私の恋心がバレてしまうくらいならば…恋心を忍んでいる間に、自分の命よ絶えてくれというなんとも激情溢れる和歌です。
ここから、私は「玉の緒」に着目しました。命を繋いでおく緒…それなりに太くなくては繋いでおけません。この緒は糸の集合体。糸一本だと弱い…そうです。
「緒」は「いとへん」
「幻」や「幼」は「いとがしら」
「いとがしら」のつく漢字は「いとへん」よりも儚くて弱い?
命をつなぐ緒は糸一本だと弱い…幼い子はか弱い…幻は儚い…イメージ的にいとがしらだと「弱い、儚い」意味があるのかもしれません。
「いとがしら」の意味
自分なりの仮説もぼんやり立ったので、いざ「いとがしら」について調べてみることに。

このいとがしらの由来は「象形文字」。糸の先端を表すことから、「小さい」「幼い」を表すようになったそう。幺は幼の原字だそうです。
原字とは、異体字の種類を表すこと。
異体字とは、標準の字体とは異なるが意味・発音が同じで通用できること。
そして幺を元にして「小さい」や「微か」という意味の漢字が作られているそうです。糸の先端はあるかないか、薄くて微かであることからこのような意味があるそうです。
あくまで、この漢字を作った人本人の意見でないため、一説として考えるほうが面白いです。
なんで幺?という問いの答え
そもそも、幺は「糸」ではなくて「糸の先端」という考え方でした。仮説のプロセスは異なるものの、すこし正解にかすってはいたのだなと。

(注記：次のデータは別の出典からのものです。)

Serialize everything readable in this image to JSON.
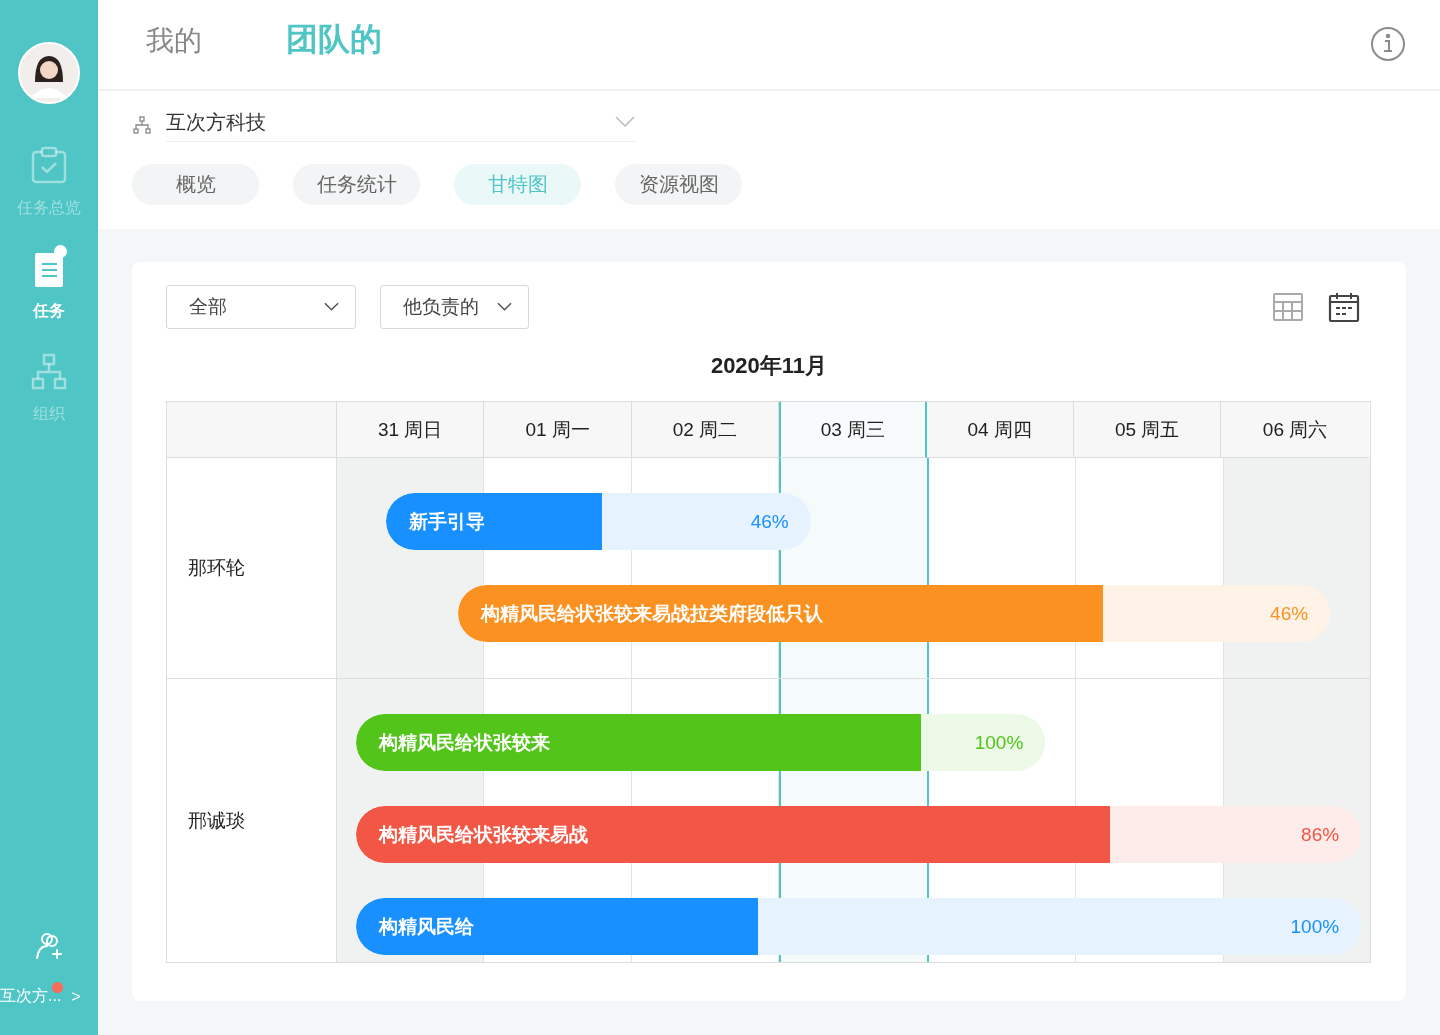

「幼」はそもそも原字が幺であり、幺そのものに幼いという意味がありました。また、「幻」は幺がもつ「糸の先端のあるかないかという存在」として「実在しないもの、目に見えないもの」という意味を成すことができた、という結果でした。
漢字の部首一つでも、こんなに考えることができますね。
私の頭の中は、毎日こんなつぶやきばかりです。
頭の中で考えることって、しょうもないこと一つもないと思っています。
意味をつけるのは、結局自分なので。
考えることは、とてもたのしいです。